Me pareció que aquel era su modo de entenderse, y lo comparé con la relación de mis tíos y hasta la de mis padres. Mamema era mujer de mucha fuerza de temperamento, por lo que don Raúl evitaba cualquier confrontación con solo concentrarse en sus programas radiales. Mi padre, de genes vascos al fin, tenía reacciones rozando la violencia, incluso por asuntos de banal importancia: era un corto flamazo, un resplandor de veloz extinción. Mi madre disponía de otros procedimientos, dejaba que las discusiones se alargaran.

-Cuando la gente se habla, aun a los gritos, uno se va conociendo mejor -solía comentar.

Cuando en una sesión secreta, en uno de los áticos, le conté a mi hermana el asunto del aborto, se espantó tanto que fue a toda carrera a referírselo a mi madre. Creo que era su segunda confesión de relevancia, la primera tenía relación con su sangrado inicial.

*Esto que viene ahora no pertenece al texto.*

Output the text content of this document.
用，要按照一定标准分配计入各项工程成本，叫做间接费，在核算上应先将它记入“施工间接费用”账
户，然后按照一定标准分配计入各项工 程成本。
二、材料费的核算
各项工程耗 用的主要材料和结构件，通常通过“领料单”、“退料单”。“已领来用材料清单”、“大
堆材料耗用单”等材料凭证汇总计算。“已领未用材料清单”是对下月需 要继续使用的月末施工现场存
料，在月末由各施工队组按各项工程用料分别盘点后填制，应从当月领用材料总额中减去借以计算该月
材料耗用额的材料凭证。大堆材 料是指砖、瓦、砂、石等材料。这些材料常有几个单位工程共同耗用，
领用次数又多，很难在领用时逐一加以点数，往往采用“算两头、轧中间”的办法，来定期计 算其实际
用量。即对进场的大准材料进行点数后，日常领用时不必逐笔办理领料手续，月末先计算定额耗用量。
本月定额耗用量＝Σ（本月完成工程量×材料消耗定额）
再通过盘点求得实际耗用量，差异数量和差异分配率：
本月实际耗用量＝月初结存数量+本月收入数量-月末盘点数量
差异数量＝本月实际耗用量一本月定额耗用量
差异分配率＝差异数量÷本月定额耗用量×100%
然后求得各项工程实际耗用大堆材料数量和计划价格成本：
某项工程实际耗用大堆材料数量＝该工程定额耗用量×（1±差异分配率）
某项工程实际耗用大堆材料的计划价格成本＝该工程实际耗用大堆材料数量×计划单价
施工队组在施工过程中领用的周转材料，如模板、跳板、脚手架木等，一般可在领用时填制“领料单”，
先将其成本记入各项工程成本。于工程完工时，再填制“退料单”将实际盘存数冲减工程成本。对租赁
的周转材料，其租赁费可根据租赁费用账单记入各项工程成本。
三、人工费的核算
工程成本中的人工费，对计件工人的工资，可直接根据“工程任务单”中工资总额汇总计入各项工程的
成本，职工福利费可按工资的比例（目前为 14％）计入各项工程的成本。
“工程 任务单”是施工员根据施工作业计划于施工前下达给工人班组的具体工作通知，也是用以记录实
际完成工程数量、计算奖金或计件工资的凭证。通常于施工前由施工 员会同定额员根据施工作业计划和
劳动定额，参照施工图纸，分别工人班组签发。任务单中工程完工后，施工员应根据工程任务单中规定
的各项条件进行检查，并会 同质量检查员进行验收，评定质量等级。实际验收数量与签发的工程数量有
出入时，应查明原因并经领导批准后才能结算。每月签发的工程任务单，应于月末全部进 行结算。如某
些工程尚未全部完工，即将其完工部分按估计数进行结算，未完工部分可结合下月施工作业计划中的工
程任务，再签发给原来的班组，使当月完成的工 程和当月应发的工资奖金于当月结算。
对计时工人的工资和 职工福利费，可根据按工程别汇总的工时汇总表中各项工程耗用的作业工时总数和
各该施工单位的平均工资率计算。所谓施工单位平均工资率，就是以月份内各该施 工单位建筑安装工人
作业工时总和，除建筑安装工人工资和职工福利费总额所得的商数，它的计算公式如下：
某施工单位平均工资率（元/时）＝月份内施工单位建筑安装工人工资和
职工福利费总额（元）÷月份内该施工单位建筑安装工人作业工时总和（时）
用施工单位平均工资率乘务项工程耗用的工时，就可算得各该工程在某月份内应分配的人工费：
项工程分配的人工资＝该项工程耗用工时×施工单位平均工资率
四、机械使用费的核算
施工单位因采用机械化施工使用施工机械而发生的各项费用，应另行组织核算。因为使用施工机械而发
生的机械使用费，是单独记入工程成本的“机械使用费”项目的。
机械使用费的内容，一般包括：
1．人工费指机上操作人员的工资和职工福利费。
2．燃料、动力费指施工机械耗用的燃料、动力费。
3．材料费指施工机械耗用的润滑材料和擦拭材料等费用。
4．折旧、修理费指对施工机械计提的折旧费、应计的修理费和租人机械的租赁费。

Los temas no permitidos habían entrado en nuestra casa, y venían de los círculos de la pobreza. Resultaba que nosotros, por tradición y por ubicación social anterior al derrumbe económico, éramos los educados, los cultivados, los que poseíamos libros y revistas, los que escuchábamos en la radio oficial las sinfonías de Beethoven y las fugas de Bach, y trozos de la óperas que fascinaban a mi madre. En algunas ocasiones mi hermana renunciaba al silencio y cantaba con el acompañamiento en guitarra de mi padre.

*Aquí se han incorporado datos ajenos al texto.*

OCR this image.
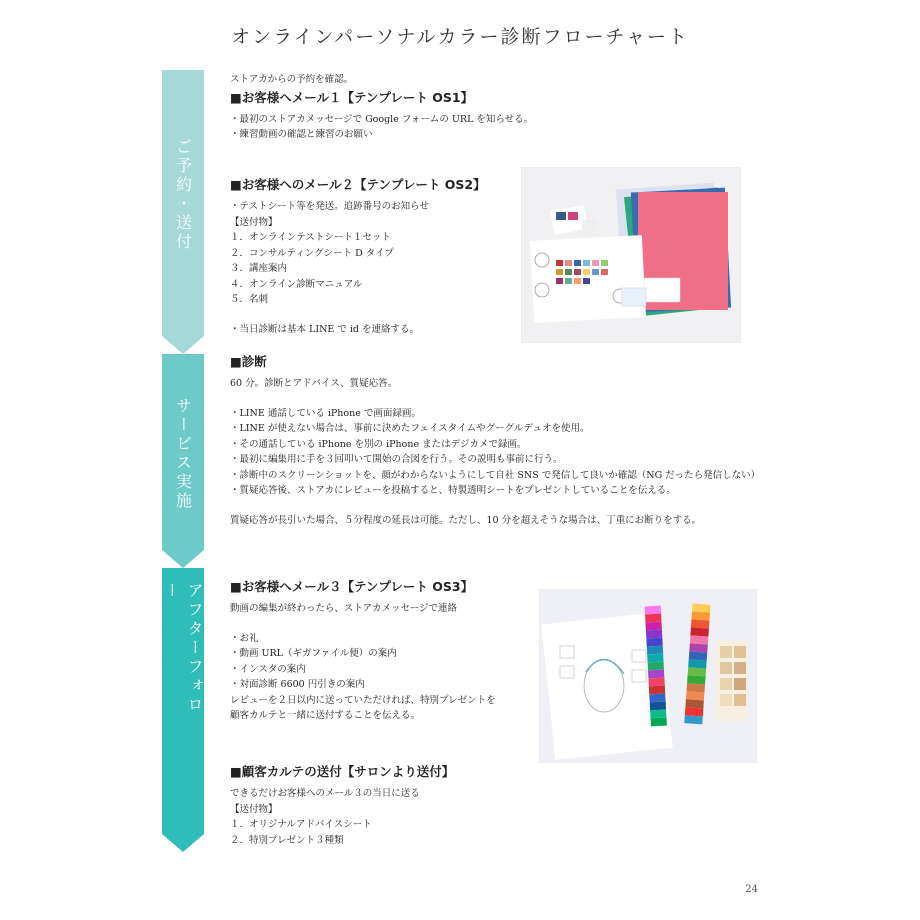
オンラインパーソナルカラー診断フローチャート
ご予約・送付
サービス実施
アフターフォロー

ストアカからの予約を確認。

■お客様へメール１【テンプレート OS1】

・最初のストアカメッセージで Google フォームの URL を知らせる。

・練習動画の確認と練習のお願い

■お客様へのメール２【テンプレート OS2】

・テストシート等を発送。追跡番号のお知らせ

【送付物】

１．オンラインテストシート１セット

２．コンサルティングシート D タイプ

３．講座案内

４．オンライン診断マニュアル

５．名刺

・当日診断は基本 LINE で id を連絡する。

■診断

60 分。診断とアドバイス、質疑応答。

・LINE 通話している iPhone で画面録画。

・LINE が使えない場合は、事前に決めたフェイスタイムやグーグルデュオを使用。

・その通話している iPhone を別の iPhone またはデジカメで録画。

・最初に編集用に手を３回叩いて開始の合図を行う。その説明も事前に行う。

・診断中のスクリーンショットを、顔がわからないようにして自社 SNS で発信して良いか確認（NG だったら発信しない）

・質疑応答後、ストアカにレビューを投稿すると、特製透明シートをプレゼントしていることを伝える。

質疑応答が長引いた場合、５分程度の延長は可能。ただし、10 分を超えそうな場合は、丁重にお断りをする。

■お客様へメール３【テンプレート OS3】

動画の編集が終わったら、ストアカメッセージで連絡

・お礼

・動画 URL（ギガファイル便）の案内

・インスタの案内

・対面診断 6600 円引きの案内

レビューを２日以内に送っていただければ、特別プレゼントを

顧客カルテと一緒に送付することを伝える。

■顧客カルテの送付【サロンより送付】

できるだけお客様へのメール３の当日に送る

【送付物】

１．オリジナルアドバイスシート

２．特別プレゼント３種類

24
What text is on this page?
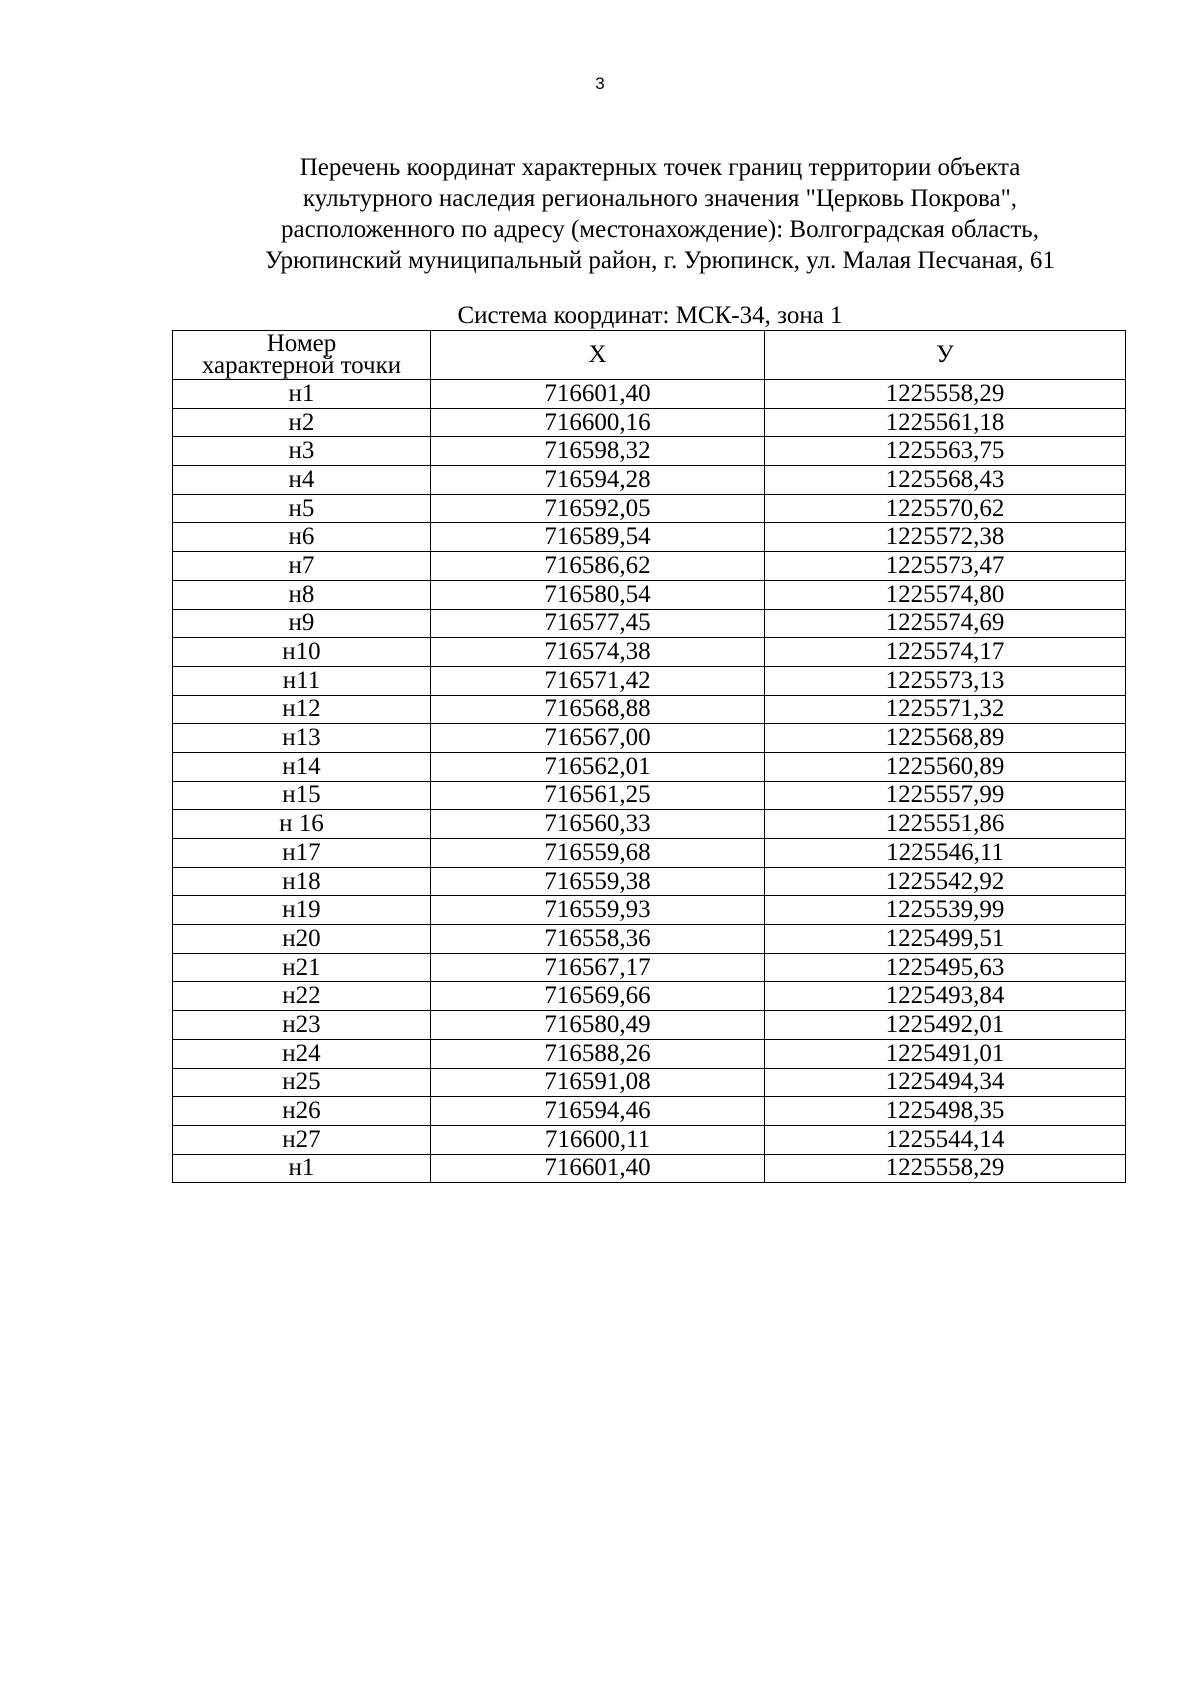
3
Перечень координат характерных точек границ территории объекта
культурного наследия регионального значения "Церковь Покрова",
расположенного по адресу (местонахождение): Волгоградская область,
Урюпинский муниципальный район, г. Урюпинск, ул. Малая Песчаная, 61
Система координат: МСК-34, зона 1
Номер
характерной точки	Х	У
н1	716601,40	1225558,29
н2	716600,16	1225561,18
н3	716598,32	1225563,75
н4	716594,28	1225568,43
н5	716592,05	1225570,62
н6	716589,54	1225572,38
н7	716586,62	1225573,47
н8	716580,54	1225574,80
н9	716577,45	1225574,69
н10	716574,38	1225574,17
н11	716571,42	1225573,13
н12	716568,88	1225571,32
н13	716567,00	1225568,89
н14	716562,01	1225560,89
н15	716561,25	1225557,99
н 16	716560,33	1225551,86
н17	716559,68	1225546,11
н18	716559,38	1225542,92
н19	716559,93	1225539,99
н20	716558,36	1225499,51
н21	716567,17	1225495,63
н22	716569,66	1225493,84
н23	716580,49	1225492,01
н24	716588,26	1225491,01
н25	716591,08	1225494,34
н26	716594,46	1225498,35
н27	716600,11	1225544,14
н1	716601,40	1225558,29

-¿Y qué música tendrán esos tipos como Lisandro y la mulata… y las sirvientas en los sótanos? -me interrogaba, al tiempo que iba por la acera pateando piedritas para meter goles imaginarios, adicción que mantengo todavía.

-Estos sumergidos cuando pueden sacan la cabeza del charco… se vuelven pretenciosos- dijo una vez mi tío político, mientras escuchaba como todos los días su programa radial de tangos clásicos y de la guardia vieja.

Don Raúl acompañaba ritmos y melodías silbando entre dientes, tenía buena oreja, sin duda. Creo que el hecho de haber escuchado yo de rebote, digamos, esas piezas de música popular, a más de las letras de los “poetas del tango”, eso cundió en mí sensibilidad de niño de diez o doce años para transformarse en creatividad poética. Pero tal cosa nunca se da en un día.           

La contradicción que había en él -de seguro no la percibía- es que, por un lado, era adicto a una especie musical cuya temática genérica se adscribía a los bajos fondos, a la mísera existencia del arrabal; y por otro lado, su desprecio por las clases carenciadas, caldo de cultivo de la primeriza expresión tanguera. Agrego que don Raúl defendía con pasión la nacionalidad uruguaya de Carlos Gardel, en contra de las “absurdas teorías” referidas a un presunto nacimiento en Francia.

Mi madre trabajaba muchas horas en su nuevo espacio del taller, hasta una ayudante tuvo un tiempo; mi padre había abandonado todo emprendimiento comercial, hacía corretajes, o sea, ofrecía ciertas mercancías a pequeñas empresas, cuya colocación le proporcionaba variables comisiones. Mi tía recibía una pensión militar desde la muerte de mi abuelo el coronel Ambrosiano, un porcentaje de la cual le correspondía a mamá. Don Raúl era jubilado del servicio de telégrafos, escuchaba sus tangos, dormía la rutinaria siesta, daba un par vueltas por la tarde para que su perro, el Yiye, se ventilara y pudiera orinar a gusto, bebía su vino luego de la cena. Nunca dejó de usar su saco de oficina.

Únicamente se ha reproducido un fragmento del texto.